![[LeetCode] #283](https://cdn.hashnode.com/res/hashnode/image/upload/v1740673776973/3dcadb87-1ec9-41fc-83fd-3bb84ce0bf2f.png?w=1600&h=840&fit=crop&crop=entropy&auto=compress,format&format=webp)
In this article, we are going to look at how to solve the LeetCode Question 283, Move Zeroes.
Problem Statement
Given an integer array
nums, move all0's to the end of it while maintaining the relative order of the non-zero elements.Note that you must do this in-place without making a copy of the array.
# Example 1 Input: nums = [0,1,0,3,12] Output: [1,3,12,0,0]# Example 2 Input: nums = [0] Output: [0]
Approach
Looking at the examples given by LeetCode, we can see that this is a problem we can solve using two pointers. Initially we need to create two pointers, left and right at 0 and 1 indexes respectively. Then we move the right pointer to check for non-zero elements. And when we found a non-zero element, we need to swap it with the left pointer and then move both the pointers by one.
But this is only true when the initial left pointer element’s value is 0. If the value is a non-zero, then we might be swapping non-zero values. To ensure that is not happening, we are moving the left pointer by 1, whenever the value of it is a non-zero value.

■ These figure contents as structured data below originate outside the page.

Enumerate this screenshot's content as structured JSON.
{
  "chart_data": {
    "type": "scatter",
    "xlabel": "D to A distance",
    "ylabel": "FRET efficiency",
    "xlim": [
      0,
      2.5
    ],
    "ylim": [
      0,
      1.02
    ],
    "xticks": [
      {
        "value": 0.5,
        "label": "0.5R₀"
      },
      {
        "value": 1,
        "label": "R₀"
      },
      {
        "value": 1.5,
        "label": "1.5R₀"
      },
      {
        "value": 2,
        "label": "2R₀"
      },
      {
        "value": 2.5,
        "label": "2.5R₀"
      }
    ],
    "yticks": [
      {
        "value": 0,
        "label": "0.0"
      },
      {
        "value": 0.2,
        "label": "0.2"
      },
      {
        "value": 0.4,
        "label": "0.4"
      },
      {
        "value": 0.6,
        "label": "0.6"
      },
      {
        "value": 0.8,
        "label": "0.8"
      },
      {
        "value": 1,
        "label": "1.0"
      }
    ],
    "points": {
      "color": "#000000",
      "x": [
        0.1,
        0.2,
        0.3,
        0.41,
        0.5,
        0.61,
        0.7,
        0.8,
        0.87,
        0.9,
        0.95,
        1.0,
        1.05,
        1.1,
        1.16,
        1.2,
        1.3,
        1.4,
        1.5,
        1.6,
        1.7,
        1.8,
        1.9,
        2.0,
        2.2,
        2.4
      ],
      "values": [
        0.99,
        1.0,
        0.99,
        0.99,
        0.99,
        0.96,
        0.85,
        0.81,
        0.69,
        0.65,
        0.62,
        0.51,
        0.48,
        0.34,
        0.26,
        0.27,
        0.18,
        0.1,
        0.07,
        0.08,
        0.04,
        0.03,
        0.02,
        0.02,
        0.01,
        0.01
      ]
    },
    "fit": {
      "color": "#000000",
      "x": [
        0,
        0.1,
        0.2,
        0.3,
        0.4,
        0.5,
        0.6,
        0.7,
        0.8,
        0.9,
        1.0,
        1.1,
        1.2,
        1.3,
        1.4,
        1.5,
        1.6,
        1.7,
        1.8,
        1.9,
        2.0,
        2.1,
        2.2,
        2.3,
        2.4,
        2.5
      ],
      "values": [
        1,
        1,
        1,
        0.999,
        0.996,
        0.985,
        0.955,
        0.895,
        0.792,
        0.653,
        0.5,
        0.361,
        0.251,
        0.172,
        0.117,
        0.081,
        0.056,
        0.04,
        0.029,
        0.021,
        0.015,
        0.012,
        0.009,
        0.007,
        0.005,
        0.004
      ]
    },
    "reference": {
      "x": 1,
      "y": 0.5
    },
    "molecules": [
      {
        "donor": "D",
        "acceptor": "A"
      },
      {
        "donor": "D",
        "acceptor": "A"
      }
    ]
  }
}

And also, we can just return the array if the length of the array is less than 2.
Solution
class Solution {
public void moveZeroes(int[] nums) {
int n = nums.length;
if(n < 2) return;
int left = 0, right = 1;
while(right < n){
if(nums[left] != 0){
left++;
right++;
} else if(nums[right] == 0){
right++;
} else {
int temp = nums[right];
nums[right] = nums[left];
nums[left] = temp;
}
}
}
}
Since we are not using any additional spaces in memory for this solution, the space complexity of this algorithm is O(1).
The time complexity of this algorithm is, O(n) because of the condition if(right < n) . Because that implies that the right pointer is accessing all the elements in the array.